Los primeros habitantes de Lecumberri llegaron el 2 de octubre de 1900, a bordo de El Diablo, y pasadas las 10 de la mañana. Pequeños grupos de curiosos que se animaron a emprender la excursión, más allá de la estación de tren de San Lázaro, se fueron apersonando para mirar cómo la prisión abría sus puertas para empezar a funcionar. A la hora en que llegaron los prisioneros, ya no era un puñado de curiosos, sino una respetable multitud.

La prensa oficialista celebró el hecho. Con el amanecer del nuevo siglo, y ya que los chismes y las consejas del fin del mundo habían resultado completamente falsas, había que ver el futuro con optimismo, y la inauguración de la Penitenciaría fue vista de ese modo. Así, se eligieron cinco reos, todos sentenciados, para que marcharan a las nuevas instalaciones.

Pero muy pronto se supo del mitote armado por Rafael Buendía, de 33 años, de oficio zapatero y sentenciado por homicidio, que simplemente no quería mudarse. Desde luego, eso no le importó a la autoridad que se llevó en vilo al sujeto, junto con otros cuatro prisioneros. Sin saberlo, Buendía le robó parte de la primera plana a la nota, propiamente dicha, de la llegada de los primeros reos. El Imparcial, cuyo dibujante era clásico y habilidoso, lo retrató, hecho sentado en el aire, sostenido por los policías, y luego lo retrató en manos del peluquero de la prisión, que le quitaba las greñas piojosas y le rasuraba la barba mal cuidada.A Buendía le fue asignada la celda número de la crujía A.
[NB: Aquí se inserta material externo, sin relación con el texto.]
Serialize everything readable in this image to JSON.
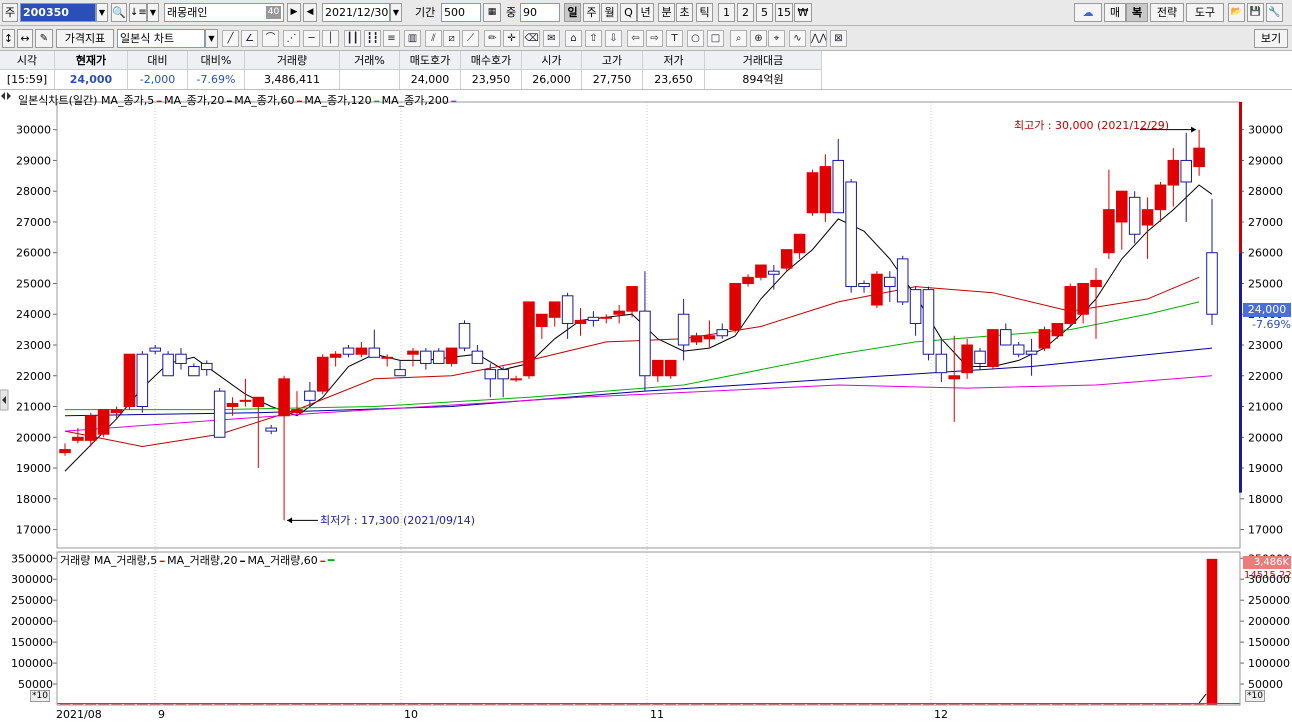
{
  "toolbar1": {
    "type_label": "주",
    "code": "200350",
    "name": "래몽래인",
    "name_badge": "40",
    "date": "2021/12/30",
    "period_label": "기간",
    "period_value": "500",
    "count_label": "중",
    "count_value": "90",
    "intervals": [
      "일",
      "주",
      "월",
      "Q",
      "년",
      "분",
      "초",
      "틱",
      "1",
      "2",
      "5",
      "15"
    ],
    "selected_interval": "일",
    "won_icon": "₩",
    "right_buttons": [
      "매",
      "복",
      "전략",
      "도구"
    ]
  },
  "toolbar2": {
    "price_indicator": "가격지표",
    "chart_type": "일본식 차트",
    "right_button": "보기"
  },
  "info": {
    "headers": [
      "시각",
      "현재가",
      "대비",
      "대비%",
      "거래량",
      "거래%",
      "매도호가",
      "매수호가",
      "시가",
      "고가",
      "저가",
      "거래대금"
    ],
    "values": [
      "[15:59]",
      "24,000",
      "-2,000",
      "-7.69%",
      "3,486,411",
      "",
      "24,000",
      "23,950",
      "26,000",
      "27,750",
      "23,650",
      "894억원"
    ]
  },
  "price_panel": {
    "legend_title": "일본식차트(일간)",
    "legend_items": [
      {
        "label": "MA_종가,5",
        "color": "#e00000"
      },
      {
        "label": "MA_종가,20",
        "color": "#000000"
      },
      {
        "label": "MA_종가,60",
        "color": "#e00000"
      },
      {
        "label": "MA_종가,120",
        "color": "#00b000"
      },
      {
        "label": "MA_종가,200",
        "color": "#e000e0"
      }
    ],
    "high_annotation": "최고가 : 30,000 (2021/12/29)",
    "low_annotation": "최저가 : 17,300 (2021/09/14)",
    "current_price_label": "24,000",
    "current_pct_label": "-7.69%"
  },
  "volume_panel": {
    "legend_title": "거래량",
    "legend_items": [
      {
        "label": "MA_거래량,5",
        "color": "#e00000"
      },
      {
        "label": "MA_거래량,20",
        "color": "#000000"
      },
      {
        "label": "MA_거래량,60",
        "color": "#e00000"
      }
    ],
    "end_color": "#00b000",
    "current_volume_label": "3,486K",
    "current_pct_label": "14515.22%",
    "multiplier_label": "*10"
  },
  "chart_data": {
    "type": "candlestick",
    "price_axis": {
      "ticks": [
        17000,
        18000,
        19000,
        20000,
        21000,
        22000,
        23000,
        24000,
        25000,
        26000,
        27000,
        28000,
        29000,
        30000
      ],
      "ylim": [
        16400,
        30900
      ]
    },
    "volume_axis": {
      "ticks": [
        50000,
        100000,
        150000,
        200000,
        250000,
        300000,
        350000
      ],
      "ylim": [
        0,
        365000
      ]
    },
    "x_axis_labels": [
      "2021/08",
      "9",
      "10",
      "11",
      "12"
    ],
    "candles": [
      {
        "o": 19500,
        "h": 19800,
        "l": 19400,
        "c": 19600
      },
      {
        "o": 19900,
        "h": 20300,
        "l": 19800,
        "c": 20000
      },
      {
        "o": 19900,
        "h": 20800,
        "l": 19700,
        "c": 20700
      },
      {
        "o": 20100,
        "h": 20900,
        "l": 20000,
        "c": 20900
      },
      {
        "o": 20800,
        "h": 21000,
        "l": 20600,
        "c": 20900
      },
      {
        "o": 21000,
        "h": 22700,
        "l": 20900,
        "c": 22700
      },
      {
        "o": 22700,
        "h": 22800,
        "l": 20800,
        "c": 21000
      },
      {
        "o": 22900,
        "h": 23000,
        "l": 22700,
        "c": 22800
      },
      {
        "o": 22700,
        "h": 22800,
        "l": 22000,
        "c": 22000
      },
      {
        "o": 22700,
        "h": 22900,
        "l": 22200,
        "c": 22400
      },
      {
        "o": 22300,
        "h": 22400,
        "l": 22000,
        "c": 22000
      },
      {
        "o": 22400,
        "h": 22500,
        "l": 22000,
        "c": 22200
      },
      {
        "o": 21500,
        "h": 21600,
        "l": 20000,
        "c": 20000
      },
      {
        "o": 21000,
        "h": 21300,
        "l": 20700,
        "c": 21100
      },
      {
        "o": 21200,
        "h": 21900,
        "l": 21000,
        "c": 21200
      },
      {
        "o": 21000,
        "h": 21300,
        "l": 19000,
        "c": 21300
      },
      {
        "o": 20300,
        "h": 20400,
        "l": 20100,
        "c": 20200
      },
      {
        "o": 20700,
        "h": 22000,
        "l": 17300,
        "c": 21900
      },
      {
        "o": 20800,
        "h": 21500,
        "l": 20700,
        "c": 20900
      },
      {
        "o": 21500,
        "h": 21800,
        "l": 21000,
        "c": 21200
      },
      {
        "o": 21500,
        "h": 22700,
        "l": 21400,
        "c": 22600
      },
      {
        "o": 22600,
        "h": 22800,
        "l": 22300,
        "c": 22700
      },
      {
        "o": 22900,
        "h": 23000,
        "l": 22600,
        "c": 22700
      },
      {
        "o": 22700,
        "h": 23100,
        "l": 22600,
        "c": 22900
      },
      {
        "o": 22900,
        "h": 23500,
        "l": 22600,
        "c": 22600
      },
      {
        "o": 22600,
        "h": 22700,
        "l": 22300,
        "c": 22600
      },
      {
        "o": 22200,
        "h": 22500,
        "l": 22100,
        "c": 22000
      },
      {
        "o": 22700,
        "h": 22900,
        "l": 22300,
        "c": 22800
      },
      {
        "o": 22800,
        "h": 22900,
        "l": 22200,
        "c": 22400
      },
      {
        "o": 22800,
        "h": 22900,
        "l": 22400,
        "c": 22400
      },
      {
        "o": 22400,
        "h": 22900,
        "l": 22300,
        "c": 22900
      },
      {
        "o": 23700,
        "h": 23800,
        "l": 22800,
        "c": 22900
      },
      {
        "o": 22800,
        "h": 23000,
        "l": 22400,
        "c": 22400
      },
      {
        "o": 22200,
        "h": 22400,
        "l": 21300,
        "c": 21900
      },
      {
        "o": 22200,
        "h": 22300,
        "l": 21300,
        "c": 21900
      },
      {
        "o": 21900,
        "h": 22000,
        "l": 21800,
        "c": 21900
      },
      {
        "o": 22000,
        "h": 24400,
        "l": 21900,
        "c": 24400
      },
      {
        "o": 23600,
        "h": 23900,
        "l": 23200,
        "c": 24000
      },
      {
        "o": 23900,
        "h": 24400,
        "l": 23600,
        "c": 24400
      },
      {
        "o": 24600,
        "h": 24700,
        "l": 23200,
        "c": 23700
      },
      {
        "o": 23700,
        "h": 24200,
        "l": 23300,
        "c": 23800
      },
      {
        "o": 23900,
        "h": 24100,
        "l": 23600,
        "c": 23800
      },
      {
        "o": 23900,
        "h": 24000,
        "l": 23700,
        "c": 23900
      },
      {
        "o": 24000,
        "h": 24300,
        "l": 23700,
        "c": 24100
      },
      {
        "o": 24100,
        "h": 24900,
        "l": 23900,
        "c": 24900
      },
      {
        "o": 24100,
        "h": 25400,
        "l": 21500,
        "c": 22000
      },
      {
        "o": 22000,
        "h": 22500,
        "l": 21800,
        "c": 22500
      },
      {
        "o": 22000,
        "h": 22400,
        "l": 21900,
        "c": 22500
      },
      {
        "o": 24000,
        "h": 24500,
        "l": 22500,
        "c": 23000
      },
      {
        "o": 23100,
        "h": 23400,
        "l": 23000,
        "c": 23300
      },
      {
        "o": 23200,
        "h": 23800,
        "l": 22900,
        "c": 23300
      },
      {
        "o": 23500,
        "h": 23700,
        "l": 23200,
        "c": 23300
      },
      {
        "o": 23500,
        "h": 25000,
        "l": 23400,
        "c": 25000
      },
      {
        "o": 25000,
        "h": 25300,
        "l": 24900,
        "c": 25200
      },
      {
        "o": 25200,
        "h": 25600,
        "l": 25100,
        "c": 25600
      },
      {
        "o": 25400,
        "h": 25600,
        "l": 24800,
        "c": 25300
      },
      {
        "o": 25500,
        "h": 26100,
        "l": 25400,
        "c": 26100
      },
      {
        "o": 26000,
        "h": 26300,
        "l": 25800,
        "c": 26600
      },
      {
        "o": 27300,
        "h": 28700,
        "l": 27200,
        "c": 28600
      },
      {
        "o": 27300,
        "h": 29200,
        "l": 27000,
        "c": 28800
      },
      {
        "o": 29000,
        "h": 29700,
        "l": 28200,
        "c": 27300
      },
      {
        "o": 28300,
        "h": 28400,
        "l": 24700,
        "c": 24900
      },
      {
        "o": 25000,
        "h": 25100,
        "l": 24700,
        "c": 24900
      },
      {
        "o": 24300,
        "h": 25400,
        "l": 24200,
        "c": 25300
      },
      {
        "o": 25200,
        "h": 25400,
        "l": 24400,
        "c": 24900
      },
      {
        "o": 25800,
        "h": 25900,
        "l": 24300,
        "c": 24400
      },
      {
        "o": 24800,
        "h": 24900,
        "l": 23300,
        "c": 23700
      },
      {
        "o": 24800,
        "h": 24900,
        "l": 22500,
        "c": 22700
      },
      {
        "o": 22700,
        "h": 23200,
        "l": 21800,
        "c": 22100
      },
      {
        "o": 21900,
        "h": 23300,
        "l": 20500,
        "c": 22000
      },
      {
        "o": 22100,
        "h": 23200,
        "l": 21900,
        "c": 23000
      },
      {
        "o": 22800,
        "h": 22900,
        "l": 22200,
        "c": 22400
      },
      {
        "o": 22300,
        "h": 23500,
        "l": 22200,
        "c": 23500
      },
      {
        "o": 23500,
        "h": 23700,
        "l": 23000,
        "c": 23000
      },
      {
        "o": 23000,
        "h": 23100,
        "l": 22600,
        "c": 22700
      },
      {
        "o": 22800,
        "h": 23200,
        "l": 22000,
        "c": 22700
      },
      {
        "o": 22900,
        "h": 23600,
        "l": 22800,
        "c": 23500
      },
      {
        "o": 23300,
        "h": 23700,
        "l": 23200,
        "c": 23700
      },
      {
        "o": 23700,
        "h": 25000,
        "l": 23600,
        "c": 24900
      },
      {
        "o": 24000,
        "h": 25000,
        "l": 23700,
        "c": 25000
      },
      {
        "o": 24900,
        "h": 25500,
        "l": 23200,
        "c": 25100
      },
      {
        "o": 26000,
        "h": 28700,
        "l": 25800,
        "c": 27400
      },
      {
        "o": 27000,
        "h": 28000,
        "l": 26100,
        "c": 28000
      },
      {
        "o": 27800,
        "h": 28000,
        "l": 26300,
        "c": 26600
      },
      {
        "o": 26900,
        "h": 27800,
        "l": 25800,
        "c": 27400
      },
      {
        "o": 27400,
        "h": 28300,
        "l": 27000,
        "c": 28200
      },
      {
        "o": 28200,
        "h": 29400,
        "l": 27500,
        "c": 29000
      },
      {
        "o": 29000,
        "h": 29900,
        "l": 27000,
        "c": 28300
      },
      {
        "o": 28800,
        "h": 30000,
        "l": 28500,
        "c": 29400
      },
      {
        "o": 26000,
        "h": 27750,
        "l": 23650,
        "c": 24000
      }
    ],
    "ma_series": [
      {
        "name": "MA_종가,5",
        "color": "#000000",
        "points": [
          [
            0,
            18900
          ],
          [
            4,
            20600
          ],
          [
            6,
            21600
          ],
          [
            8,
            22400
          ],
          [
            10,
            22600
          ],
          [
            12,
            22000
          ],
          [
            14,
            21400
          ],
          [
            16,
            21000
          ],
          [
            18,
            20700
          ],
          [
            20,
            21300
          ],
          [
            22,
            22300
          ],
          [
            24,
            22700
          ],
          [
            26,
            22500
          ],
          [
            28,
            22500
          ],
          [
            30,
            22600
          ],
          [
            32,
            22700
          ],
          [
            34,
            22200
          ],
          [
            36,
            22400
          ],
          [
            38,
            23200
          ],
          [
            40,
            23800
          ],
          [
            42,
            23900
          ],
          [
            44,
            24000
          ],
          [
            46,
            23200
          ],
          [
            48,
            22800
          ],
          [
            50,
            22900
          ],
          [
            52,
            23300
          ],
          [
            54,
            24500
          ],
          [
            56,
            25400
          ],
          [
            58,
            26100
          ],
          [
            60,
            27100
          ],
          [
            62,
            26700
          ],
          [
            64,
            25800
          ],
          [
            66,
            24600
          ],
          [
            68,
            23200
          ],
          [
            70,
            22300
          ],
          [
            72,
            22300
          ],
          [
            74,
            22500
          ],
          [
            76,
            22900
          ],
          [
            78,
            23600
          ],
          [
            80,
            24500
          ],
          [
            82,
            25800
          ],
          [
            84,
            26700
          ],
          [
            86,
            27400
          ],
          [
            88,
            28200
          ],
          [
            89,
            27900
          ]
        ]
      },
      {
        "name": "MA_종가,20",
        "color": "#c00000",
        "points": [
          [
            0,
            20200
          ],
          [
            6,
            19700
          ],
          [
            12,
            20100
          ],
          [
            18,
            20900
          ],
          [
            24,
            21900
          ],
          [
            30,
            22000
          ],
          [
            36,
            22500
          ],
          [
            42,
            23100
          ],
          [
            48,
            23200
          ],
          [
            54,
            23600
          ],
          [
            60,
            24400
          ],
          [
            66,
            24900
          ],
          [
            72,
            24700
          ],
          [
            78,
            24100
          ],
          [
            84,
            24500
          ],
          [
            88,
            25200
          ]
        ]
      },
      {
        "name": "MA_종가,60",
        "color": "#00b000",
        "points": [
          [
            0,
            20900
          ],
          [
            12,
            20900
          ],
          [
            24,
            21000
          ],
          [
            36,
            21300
          ],
          [
            48,
            21700
          ],
          [
            60,
            22700
          ],
          [
            66,
            23100
          ],
          [
            72,
            23300
          ],
          [
            78,
            23500
          ],
          [
            84,
            24000
          ],
          [
            88,
            24400
          ]
        ]
      },
      {
        "name": "MA_종가,120",
        "color": "#0000a0",
        "points": [
          [
            0,
            20700
          ],
          [
            15,
            20800
          ],
          [
            30,
            21000
          ],
          [
            45,
            21500
          ],
          [
            60,
            21900
          ],
          [
            75,
            22300
          ],
          [
            89,
            22900
          ]
        ]
      },
      {
        "name": "MA_종가,200",
        "color": "#e000e0",
        "points": [
          [
            0,
            20200
          ],
          [
            20,
            20800
          ],
          [
            40,
            21300
          ],
          [
            60,
            21700
          ],
          [
            70,
            21600
          ],
          [
            80,
            21700
          ],
          [
            89,
            22000
          ]
        ]
      }
    ],
    "volume_last": 348641,
    "volume_base": 2000
  }
}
Los acompañantes de Buendía eran tan ilustres como él: bajó del carro un indígena que se dedicaba a tejer canastas, y que respondía por Manuel Zúñiga, culpable, nada menos, que de la muerte de su hermano, apuñalado en el torbellino de una demencial borrachera.

Los otros reos eran también culpables de asesinado: uno era cochero de oficio, se llamaba Pedro Sánchez y había mandado al otro mundo a su amante de certera puñalada, y junto a él marchaba Cenobio Godoy, que hizo las delicias de la prensa, porque el hombre tenía más de una veintena de hijos con ocho mujeres distintas, y se había ganado el pase a Lecumberri por haber matado a una de ellas.

Cerraba el cuadro un extranjero, un portorriqueño llamado Antonio Andino, que pertenecía a un estrato social distinto a los otros compañeros de presidio. Andino era tenedor de libros -actividad que hoy identificamos con la contaduría- y estaba en prisión porque, en un día de furia, le había metido un tiro a su jefe, matándolo en el acto. Era un hombre, de unos 25 años, que llegó vestido con su traje de casimir francés y cachucha limpia.

Tanto él como los otros cambiaron sus ropajes -que en el caso de Manuel Zúñiga era la clásica vestimenta de manta y huaraches- por los uniformes de manta de la penitenciaría, aunque todos iban vestidos con ropas nuevas y limpias. El uniforme fue completado con gorras cuarteleras, con el número que les asignarían para su nueva vida tras las rejas.

Rasurados y con el pelo recortado, fueron llevados a los baños. Luego, se les entregaron herramientas de carpintería, cumpliendo el buen propósito de encaminarlos a actividades productivas. Ignoraban ellos, sus guardianes, el director Macedo y el mismísimo don Porfirio, que, antes de que se cumpliera un siglo de la inauguración, el Palacio Negro sería ya insuficiente, y nuevamente se hablaría del como una escuela de delincuentes. Allí llegaría buena parte de los criminales más sorprendentes del siglo XX mexicano.